ABSTRACT
Objective: Alpha-1 antitrypsin deficiency (AATD) is an underrecognized genetic disorder that can cause chronic obstructive pulmonary disease (COPD) and liver cirrhosis, two clinical conditions commonly seen by primary care physicians. AATD is estimated to affect 1/4000–1/5000 people in the United States and 1–2% of all COPD cases.
Methods: PubMed was searched for relevant articles using AAT/AATD-related terms.
Results: Unfortunately, <10% of symptomatic individuals have been properly diagnosed primarily due to the underdiagnosis of COPD and the lack of awareness of AATD as a possible underlying cause. Because primary care providers are most likely to be the first to encounter symptomatic individuals, their role in the identification and early diagnosis of AATD patients is instrumental, particularly since therapy to slow lung disease progression is available. The diagnosis of AATD is laboratory-based rather than clinical. Testing for AATD should be part of the reflex testing that follows any COPD diagnosis or unexplained liver disease and can be performed by determining the AAT phenotype or genotype along with serum AAT levels. Both nonpharmacological and pharmacological approaches are recommended for treatment of lung disease, including smoking cessation, bronchodilators or supplemental oxygen as needed. Specific augmentation of AAT levels with regular purified AAT infusions has been found to slow lung function decline and emphysema progression in patients with moderate airflow obstruction and severely low serum AAT levels.

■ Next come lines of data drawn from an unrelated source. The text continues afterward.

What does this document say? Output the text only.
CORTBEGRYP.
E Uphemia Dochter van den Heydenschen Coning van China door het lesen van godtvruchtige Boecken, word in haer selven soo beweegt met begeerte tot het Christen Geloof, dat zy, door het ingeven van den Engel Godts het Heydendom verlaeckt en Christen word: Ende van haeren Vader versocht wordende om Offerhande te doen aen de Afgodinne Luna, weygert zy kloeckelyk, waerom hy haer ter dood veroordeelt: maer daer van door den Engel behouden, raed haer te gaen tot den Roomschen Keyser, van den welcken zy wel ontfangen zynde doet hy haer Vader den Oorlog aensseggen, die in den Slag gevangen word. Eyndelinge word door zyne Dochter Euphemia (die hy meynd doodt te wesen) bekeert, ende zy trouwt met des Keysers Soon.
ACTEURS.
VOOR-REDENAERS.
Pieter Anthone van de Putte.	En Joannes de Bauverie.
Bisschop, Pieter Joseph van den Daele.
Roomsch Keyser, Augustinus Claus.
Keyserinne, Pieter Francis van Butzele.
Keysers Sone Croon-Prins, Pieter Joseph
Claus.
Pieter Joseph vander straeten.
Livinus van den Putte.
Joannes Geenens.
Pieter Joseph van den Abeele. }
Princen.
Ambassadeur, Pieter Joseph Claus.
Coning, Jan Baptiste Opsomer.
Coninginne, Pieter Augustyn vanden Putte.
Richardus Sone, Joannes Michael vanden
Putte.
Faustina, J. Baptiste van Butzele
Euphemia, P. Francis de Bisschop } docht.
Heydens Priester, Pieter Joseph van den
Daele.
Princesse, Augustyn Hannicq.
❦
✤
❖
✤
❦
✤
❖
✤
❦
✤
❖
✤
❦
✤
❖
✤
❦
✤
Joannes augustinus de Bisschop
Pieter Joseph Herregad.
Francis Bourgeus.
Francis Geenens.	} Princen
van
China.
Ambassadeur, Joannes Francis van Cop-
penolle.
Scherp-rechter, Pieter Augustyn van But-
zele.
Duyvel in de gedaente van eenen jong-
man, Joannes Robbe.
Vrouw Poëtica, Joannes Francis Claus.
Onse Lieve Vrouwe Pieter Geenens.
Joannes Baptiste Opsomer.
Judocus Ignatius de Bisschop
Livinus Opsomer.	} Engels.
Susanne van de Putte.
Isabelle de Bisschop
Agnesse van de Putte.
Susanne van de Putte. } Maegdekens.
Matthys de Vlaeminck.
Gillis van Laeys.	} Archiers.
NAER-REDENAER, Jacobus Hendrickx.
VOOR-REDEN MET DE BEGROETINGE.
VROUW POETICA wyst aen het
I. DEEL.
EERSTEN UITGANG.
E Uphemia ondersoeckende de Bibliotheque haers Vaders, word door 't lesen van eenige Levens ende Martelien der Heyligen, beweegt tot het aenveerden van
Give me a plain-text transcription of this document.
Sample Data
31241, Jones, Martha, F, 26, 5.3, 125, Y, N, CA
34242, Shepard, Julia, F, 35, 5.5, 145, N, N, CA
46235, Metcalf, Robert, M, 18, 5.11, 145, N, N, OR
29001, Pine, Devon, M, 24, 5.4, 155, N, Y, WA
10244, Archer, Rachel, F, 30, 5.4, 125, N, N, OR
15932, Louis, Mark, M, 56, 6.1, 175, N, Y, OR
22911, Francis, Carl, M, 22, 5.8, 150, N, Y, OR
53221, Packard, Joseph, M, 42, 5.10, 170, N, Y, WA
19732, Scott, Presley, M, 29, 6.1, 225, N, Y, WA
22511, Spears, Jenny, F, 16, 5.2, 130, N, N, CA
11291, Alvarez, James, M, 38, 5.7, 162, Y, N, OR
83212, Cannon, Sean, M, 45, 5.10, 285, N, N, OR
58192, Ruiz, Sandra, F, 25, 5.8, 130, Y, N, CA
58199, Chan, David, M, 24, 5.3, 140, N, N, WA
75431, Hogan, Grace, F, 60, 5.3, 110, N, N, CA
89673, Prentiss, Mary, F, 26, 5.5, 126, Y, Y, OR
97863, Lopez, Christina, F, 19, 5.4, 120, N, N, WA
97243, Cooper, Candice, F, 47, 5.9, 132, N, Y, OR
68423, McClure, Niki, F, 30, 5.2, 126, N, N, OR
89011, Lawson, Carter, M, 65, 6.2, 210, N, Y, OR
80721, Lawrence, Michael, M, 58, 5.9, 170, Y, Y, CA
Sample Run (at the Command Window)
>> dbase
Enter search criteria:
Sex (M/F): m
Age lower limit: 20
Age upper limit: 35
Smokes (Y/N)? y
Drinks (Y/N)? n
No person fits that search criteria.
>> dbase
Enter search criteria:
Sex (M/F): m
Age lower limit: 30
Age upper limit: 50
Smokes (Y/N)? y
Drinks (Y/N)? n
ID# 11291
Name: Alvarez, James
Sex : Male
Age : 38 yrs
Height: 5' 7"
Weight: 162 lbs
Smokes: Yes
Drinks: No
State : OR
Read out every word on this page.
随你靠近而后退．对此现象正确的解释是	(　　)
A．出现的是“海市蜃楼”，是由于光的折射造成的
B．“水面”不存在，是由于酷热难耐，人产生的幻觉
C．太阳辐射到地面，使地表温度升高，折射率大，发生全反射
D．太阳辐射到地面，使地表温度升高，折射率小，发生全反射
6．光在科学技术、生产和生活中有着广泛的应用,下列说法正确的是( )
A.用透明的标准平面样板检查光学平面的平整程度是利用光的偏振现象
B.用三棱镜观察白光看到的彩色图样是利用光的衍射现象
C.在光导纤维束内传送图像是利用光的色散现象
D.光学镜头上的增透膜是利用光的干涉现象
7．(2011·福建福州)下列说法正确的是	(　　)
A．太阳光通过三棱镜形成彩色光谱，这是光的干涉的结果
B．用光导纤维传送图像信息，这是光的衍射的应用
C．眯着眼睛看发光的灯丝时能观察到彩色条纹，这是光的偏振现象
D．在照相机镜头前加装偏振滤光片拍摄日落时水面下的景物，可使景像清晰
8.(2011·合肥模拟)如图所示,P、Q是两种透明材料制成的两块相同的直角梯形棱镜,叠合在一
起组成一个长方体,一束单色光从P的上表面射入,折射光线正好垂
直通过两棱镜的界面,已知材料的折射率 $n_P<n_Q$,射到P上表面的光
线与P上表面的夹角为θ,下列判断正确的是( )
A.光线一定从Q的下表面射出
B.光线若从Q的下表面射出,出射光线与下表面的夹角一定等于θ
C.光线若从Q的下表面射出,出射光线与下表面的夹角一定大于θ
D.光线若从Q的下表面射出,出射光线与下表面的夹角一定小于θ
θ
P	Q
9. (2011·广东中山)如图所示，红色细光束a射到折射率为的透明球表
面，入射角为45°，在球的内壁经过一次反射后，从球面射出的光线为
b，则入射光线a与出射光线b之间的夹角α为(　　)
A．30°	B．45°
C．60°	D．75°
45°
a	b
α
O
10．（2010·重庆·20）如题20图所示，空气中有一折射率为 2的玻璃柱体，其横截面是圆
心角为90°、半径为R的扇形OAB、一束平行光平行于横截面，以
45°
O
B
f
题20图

Conclusions: Improving primary care provider awareness and promoting regular reflex testing all COPD patients for AATD may significantly improve the care of COPD patients.
Introduction
Chronic obstructive pulmonary disease (COPD) is a progressive condition characterized by incompletely reversible airflow obstruction that affects approximately 15 million people in the USA [Citation1,Citation2]. COPD is the third-leading cause of death in the USA [Citation2–Citation4] and is a major cause of morbidity and healthcare costs [Citation5,Citation6]. These statistics, and the fact that the majority of patients consider their primary care provider as mainly responsible for their COPD care, highlight the importance of this disease for primary care providers [Citation7].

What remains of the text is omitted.